Was die Ganztagsschule für die Kinder bedeuten würde. Aus der Sicht einer Mutter und Journalistin

Unter einer Mogelpackung versteht man landläufig eine Art der 
Präsentation eines Produkts oder Angebots, die über die wirkliche 
Qualität oder Quantität des Inhalts hinwegtäuscht. So eine 
Mogelpackung droht uns nun in den Wochen vor Weihnachten 
mit der möglichen verpflichtenden Ganztagsschule hereinzuschneien. 
Eine schöne Bescherung für unsere Kinder

40 Stunden

Packen wir das Paket einfach mal im Vorhinein aus, und schauen wir, was sich uns präsentiert. Auf den ersten Blick gar nicht so schlecht: Ein aufgelockerter Stundenplan von morgens bis in den späteren Nachmittag hinein – also sagen wir von 8 bis 16 Uhr? Schauen wir genauer hin: Von Montag bis Freitag also acht Stunden täglich im Wechsel Pflichtfächer, Sport, Musisches, Pausen. Das bedeutet circa 40 Stunden in der Woche in der Schule. 40 Stunden, das ist die Zeit eines vollen Jobs im Berufsleben.

Einen durchschnittlichen – nicht zu großzügig bemessenen – Schulweg eingerechnet, kommen die Kinder um 16.30 Uhr nach Hause. Täglich. Na ja, das mit dem Judo, den Pfadfindern, dem Ballet oder der Jungschar wird sich dann halt wochentags nicht mehr ausgehen – oder möchte jemand um 17 Uhr noch eine freiwillige Einheit mit Wegzeit dranhängen? Auch außerschulische Freunde zu treffen, wird ein seltenes Highlights werden.

Entlastung für die Eltern?

Oh, wie nett, auf dem Paket steht, dass zu Schulende ja alle Hausaufgaben schon gemacht sind! – Und dass die Eltern nicht etwa noch mit dem Sprössling zu Hause was nachfüttern müssen; im Originalton Stadtschulratspräsidentin Susanne Brandsteidl, auf die Frage, was sie sich von der Ganztagsschule erwarte: “Zum einen eine Entlastung: Die Eltern sollen weder Hausübung machen noch Nachhilfe geben.”
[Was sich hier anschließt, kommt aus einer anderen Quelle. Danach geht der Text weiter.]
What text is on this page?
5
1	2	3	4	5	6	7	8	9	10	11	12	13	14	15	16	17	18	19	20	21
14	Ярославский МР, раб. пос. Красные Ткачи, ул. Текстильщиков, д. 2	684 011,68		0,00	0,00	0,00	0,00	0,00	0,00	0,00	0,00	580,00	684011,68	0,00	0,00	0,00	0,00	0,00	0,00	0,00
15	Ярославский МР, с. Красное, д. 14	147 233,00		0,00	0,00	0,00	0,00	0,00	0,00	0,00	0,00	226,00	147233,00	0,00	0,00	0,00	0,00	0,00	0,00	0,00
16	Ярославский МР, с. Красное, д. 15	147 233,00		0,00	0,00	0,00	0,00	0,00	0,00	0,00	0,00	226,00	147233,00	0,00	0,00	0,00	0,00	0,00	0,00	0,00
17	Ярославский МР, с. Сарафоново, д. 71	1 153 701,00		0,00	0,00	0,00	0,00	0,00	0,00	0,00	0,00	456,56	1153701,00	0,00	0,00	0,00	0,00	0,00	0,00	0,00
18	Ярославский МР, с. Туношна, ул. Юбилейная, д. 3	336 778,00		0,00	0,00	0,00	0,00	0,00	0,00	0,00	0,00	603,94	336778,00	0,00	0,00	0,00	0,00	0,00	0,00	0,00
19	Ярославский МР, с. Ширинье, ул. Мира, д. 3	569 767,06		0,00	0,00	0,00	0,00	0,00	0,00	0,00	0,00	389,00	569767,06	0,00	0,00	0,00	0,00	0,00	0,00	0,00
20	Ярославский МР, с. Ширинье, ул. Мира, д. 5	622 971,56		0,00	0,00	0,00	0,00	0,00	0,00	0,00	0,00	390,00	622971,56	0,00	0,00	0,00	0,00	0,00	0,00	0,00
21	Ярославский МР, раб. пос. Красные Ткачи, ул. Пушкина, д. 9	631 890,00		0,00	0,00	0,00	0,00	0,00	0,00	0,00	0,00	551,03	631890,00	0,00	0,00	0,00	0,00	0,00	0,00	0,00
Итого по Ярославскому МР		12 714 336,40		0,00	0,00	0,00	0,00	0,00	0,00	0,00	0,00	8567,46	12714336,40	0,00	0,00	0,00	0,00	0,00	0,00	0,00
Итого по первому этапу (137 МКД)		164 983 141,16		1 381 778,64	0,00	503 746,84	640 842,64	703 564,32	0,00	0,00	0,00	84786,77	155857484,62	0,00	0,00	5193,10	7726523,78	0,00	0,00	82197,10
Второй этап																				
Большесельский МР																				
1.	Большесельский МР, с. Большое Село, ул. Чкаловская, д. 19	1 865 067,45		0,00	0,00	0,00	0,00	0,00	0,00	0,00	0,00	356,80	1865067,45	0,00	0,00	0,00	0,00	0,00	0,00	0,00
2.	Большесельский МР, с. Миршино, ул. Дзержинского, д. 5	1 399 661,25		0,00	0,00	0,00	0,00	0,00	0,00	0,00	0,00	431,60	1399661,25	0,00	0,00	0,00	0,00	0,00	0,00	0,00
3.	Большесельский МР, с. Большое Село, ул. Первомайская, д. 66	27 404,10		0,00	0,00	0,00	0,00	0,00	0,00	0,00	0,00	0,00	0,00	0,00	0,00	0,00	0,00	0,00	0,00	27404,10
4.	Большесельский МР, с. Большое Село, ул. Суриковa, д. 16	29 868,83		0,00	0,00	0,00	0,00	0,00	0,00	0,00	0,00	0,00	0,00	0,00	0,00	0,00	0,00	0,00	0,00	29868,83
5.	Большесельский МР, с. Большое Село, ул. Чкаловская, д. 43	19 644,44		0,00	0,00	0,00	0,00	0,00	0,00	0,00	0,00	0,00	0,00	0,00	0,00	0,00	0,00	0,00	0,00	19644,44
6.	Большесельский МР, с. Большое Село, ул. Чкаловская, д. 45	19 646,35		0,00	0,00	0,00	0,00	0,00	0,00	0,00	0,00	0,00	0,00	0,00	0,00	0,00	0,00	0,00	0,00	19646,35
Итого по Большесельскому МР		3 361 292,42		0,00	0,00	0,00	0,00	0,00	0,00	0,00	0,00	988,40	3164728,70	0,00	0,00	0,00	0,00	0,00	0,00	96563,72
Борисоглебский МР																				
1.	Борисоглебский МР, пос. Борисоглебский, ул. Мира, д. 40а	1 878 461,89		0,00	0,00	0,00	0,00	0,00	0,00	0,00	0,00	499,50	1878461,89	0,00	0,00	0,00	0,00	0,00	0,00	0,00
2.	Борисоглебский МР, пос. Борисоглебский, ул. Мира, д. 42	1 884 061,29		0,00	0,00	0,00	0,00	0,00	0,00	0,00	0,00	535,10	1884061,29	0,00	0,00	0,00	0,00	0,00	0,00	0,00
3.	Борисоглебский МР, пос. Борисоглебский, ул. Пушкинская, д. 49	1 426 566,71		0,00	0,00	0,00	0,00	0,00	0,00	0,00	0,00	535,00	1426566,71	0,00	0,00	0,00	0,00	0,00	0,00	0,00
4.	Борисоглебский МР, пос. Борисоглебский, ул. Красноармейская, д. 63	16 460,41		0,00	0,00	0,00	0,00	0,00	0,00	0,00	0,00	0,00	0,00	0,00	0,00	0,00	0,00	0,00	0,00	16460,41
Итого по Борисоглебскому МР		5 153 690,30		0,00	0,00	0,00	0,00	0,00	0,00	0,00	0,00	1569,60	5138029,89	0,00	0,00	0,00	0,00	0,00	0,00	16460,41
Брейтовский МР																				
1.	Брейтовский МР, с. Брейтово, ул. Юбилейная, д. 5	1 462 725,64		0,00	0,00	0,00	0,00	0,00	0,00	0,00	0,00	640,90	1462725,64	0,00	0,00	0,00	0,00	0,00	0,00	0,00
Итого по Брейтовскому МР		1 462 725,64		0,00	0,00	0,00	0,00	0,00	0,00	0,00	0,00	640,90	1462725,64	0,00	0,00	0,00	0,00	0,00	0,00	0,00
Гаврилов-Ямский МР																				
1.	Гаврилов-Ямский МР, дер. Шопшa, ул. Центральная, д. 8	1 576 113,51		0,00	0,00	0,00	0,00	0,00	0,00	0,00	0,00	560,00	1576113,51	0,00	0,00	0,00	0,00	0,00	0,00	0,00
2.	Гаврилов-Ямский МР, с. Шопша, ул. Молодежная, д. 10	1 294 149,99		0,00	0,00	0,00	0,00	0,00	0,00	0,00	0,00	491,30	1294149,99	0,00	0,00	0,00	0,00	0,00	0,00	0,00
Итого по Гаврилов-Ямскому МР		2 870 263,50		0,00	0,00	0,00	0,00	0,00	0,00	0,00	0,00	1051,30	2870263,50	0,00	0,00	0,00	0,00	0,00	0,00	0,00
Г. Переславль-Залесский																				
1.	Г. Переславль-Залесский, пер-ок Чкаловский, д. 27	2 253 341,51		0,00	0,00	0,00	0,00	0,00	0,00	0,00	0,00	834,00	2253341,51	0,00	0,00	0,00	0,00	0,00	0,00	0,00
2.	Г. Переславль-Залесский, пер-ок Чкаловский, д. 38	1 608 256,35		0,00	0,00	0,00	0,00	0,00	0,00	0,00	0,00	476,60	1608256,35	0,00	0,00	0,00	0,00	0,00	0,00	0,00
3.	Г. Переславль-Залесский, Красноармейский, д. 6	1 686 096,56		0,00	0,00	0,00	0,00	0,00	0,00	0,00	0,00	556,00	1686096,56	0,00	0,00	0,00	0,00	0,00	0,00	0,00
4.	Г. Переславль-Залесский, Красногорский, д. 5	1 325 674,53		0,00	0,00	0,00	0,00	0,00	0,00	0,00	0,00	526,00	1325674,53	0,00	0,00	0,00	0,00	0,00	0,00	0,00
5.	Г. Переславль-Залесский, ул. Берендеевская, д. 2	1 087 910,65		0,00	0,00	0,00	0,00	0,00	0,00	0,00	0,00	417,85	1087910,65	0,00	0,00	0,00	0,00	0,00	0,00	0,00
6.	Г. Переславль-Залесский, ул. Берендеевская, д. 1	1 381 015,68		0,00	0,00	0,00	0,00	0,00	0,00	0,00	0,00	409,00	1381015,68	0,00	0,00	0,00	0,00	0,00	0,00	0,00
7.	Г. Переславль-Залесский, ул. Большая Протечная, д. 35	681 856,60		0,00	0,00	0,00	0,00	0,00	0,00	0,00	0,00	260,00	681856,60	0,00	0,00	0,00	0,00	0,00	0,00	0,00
Das klingt verlockend, lässt aber Zweifel hochsteigen, vor allem, weil ich dummerweise erst kürzlich eine der anerkannt seriösen Bildungsstudien eines umtriebigen deutschen Kinderversands in der Hand hielt, die mich in Bezug auf das Eltern-Entlastungs-Versprechen durch Gesamtschule reichlich stutzig machte: “Überraschend ist allerdings, dass die Ganztagsschul-Eltern sich genauso intensiv wie die Halbtagsschul-Eltern um Hausaufgabenkontrollen, Lernstoff-Erarbeitungen und vorbereitende Hilfen für Klassenarbeiten kümmern.” Hm, also zumindest in Deutschland scheint alles beim Alten geblieben zu sein, wahrscheinlich mit einer gewissen zeitlichen Verschiebung in den Abend hinein beziehungsweise einer intensiveren Lernbetreuung durch die Eltern am Wochenende.

Reality Check

Begierig, das Paket weiter aufzuschnüren, unterbreche ich kurz, um schnell nach meinen Kindern zu sehen: Ich finde meinen von fünf Schulstunden erschöpften Sechsjährigen ganz ruhig am im Wohnzimmer am Boden liegend und intensiv einer Hör-CD lauschend, während mein neunjähriger Sohn sich in die hinterste Ecke des Kinderzimmers zurückgezogen hat, wo er still und hingegeben liest. Das wird in der Ganztagsschule um 14.20 Uhr wohl nicht möglich sein, bei bis zu 25 Kindern pro Klasse, ungenügenden räumlichen Möglichkeiten, permanentem Lärmpegel und nicht vorhandenen Rückzugsmöglichkeiten. Individuelle Entfaltung ist da nicht möglich, dafür natürlich das Funktionieren im Kollektiv: Freiheitsraum und Stille verschwinden, Programmerfüllungkompetenz und Lärmresistenz steigen (bis vielleicht auf die eine oder den anderen Hypersensible/n, die dann nach 16 Uhr individuelle psychologische Betreuung brauchen werden).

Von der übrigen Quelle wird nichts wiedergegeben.